Residuals for regression models with two-part outcomes

Calculates DPIT residuals with model for semi-continuous outcomes. dpit_2pm can be used either with model0 and model1 or with part0 and part1 as arguments.

Usage

dpit_2pm(model0, model1, y, part0, part1, plot=TRUE, scale = "normal",
 line_args= list(), ...)

Arguments

model0: Model object for 0 outcomes (e.g., logistic regression)
model1: Model object for the continuous part (gamma regression)
y: Semicontinuous outcomes.
part0: Alternative argument to model0. One can supply the sequence of probabilities \(P(Y_i=0),~i=1,\ldots,n\).
part1: Alternative argument to model1. One can fit a regression model on the positive data and supply their probability integral transform. Note that the length of part1 is the number of positive values in y and can be shorter than part0.
plot: A logical value indicating whether or not to return QQ-plot
scale: You can choose the scale of the residuals among normal and uniform. The default scale is normal.
line_args: A named list of graphical parameters passed to graphics::abline() to modify the reference (red) 45° line in the QQ plot. If left empty, a default red dashed line is drawn.
...: Additional graphical arguments passed to stats::qqplot() for customizing the QQ plot (e.g., pch, col, cex, xlab, ylab).

Value

Residuals. If plot=TRUE, also produces a QQ plot.

Details

For formulation details on semicontinuous outcomes, see dpit.

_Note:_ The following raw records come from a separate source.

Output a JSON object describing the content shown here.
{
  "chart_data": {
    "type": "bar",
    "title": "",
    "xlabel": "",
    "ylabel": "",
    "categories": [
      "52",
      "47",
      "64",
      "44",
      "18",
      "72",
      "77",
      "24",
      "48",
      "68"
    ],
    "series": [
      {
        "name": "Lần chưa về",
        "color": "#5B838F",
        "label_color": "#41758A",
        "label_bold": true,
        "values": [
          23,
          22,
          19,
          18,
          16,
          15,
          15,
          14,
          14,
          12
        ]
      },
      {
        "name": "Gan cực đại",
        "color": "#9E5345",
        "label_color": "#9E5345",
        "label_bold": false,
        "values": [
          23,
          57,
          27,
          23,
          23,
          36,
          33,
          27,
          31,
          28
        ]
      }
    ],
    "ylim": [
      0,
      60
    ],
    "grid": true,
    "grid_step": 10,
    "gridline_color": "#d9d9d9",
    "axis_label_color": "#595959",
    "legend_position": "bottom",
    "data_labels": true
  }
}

In two-part models, the probability of zero can be modeled using a logistic regression, model0, while the positive observations can be modeled using a gamma regression, model1. Users can choose to use different models and supply the resulting probabilities of zero and probability integral transforms. part0 should be the sequence of fitted probabilities of zeros \(\hat{p}_0(\mathbf{X}_i) ,~i=1,\ldots,n\). part1 should be the probability integral transform of the positive part \(\hat{G}(Y_i|\mathbf{X}_i)\). Note that the length of part1 is the number of positive values in y and can be shorter than part0.

Examples

library(MASS)
n <- 500
beta10 <- 1
beta11 <- -2
beta12 <- -1
beta13 <- -1
beta14 <- -1
beta15 <- -2
x11 <- rnorm(n)
x12 <- rbinom(n, size = 1, prob = 0.4)

p1 <- 1 / (1 + exp(-(beta10 + x11 * beta11 + x12 * beta12)))
lambda1 <- exp(beta13 + beta14 * x11 + beta15 * x12)
y2 <- rgamma(n, scale = lambda1 / 2, shape = 2)
y <- rep(0, n)
u <- runif(n, 0, 1)
ind1 <- which(u >= p1)
y[ind1] <- y2[ind1]

# models as input
mgamma <- glm(y[ind1] ~ x11[ind1] + x12[ind1], family = Gamma(link = "log"))
m10 <- glm(y == 0 ~ x12 + x11, family = binomial(link = "logit"))
resid.model <- dpit_2pm(model0 = m10, model1 = mgamma, y = y)


# PIT as input
cdfgamma <- pgamma(y[ind1],
  scale = mgamma$fitted.values * gamma.dispersion(mgamma),
  shape = 1 / gamma.dispersion(mgamma)
)
p1f <- m10$fitted.values
resid.pit <- dpit_2pm(y = y, part0 = p1f, part1 = cdfgamma)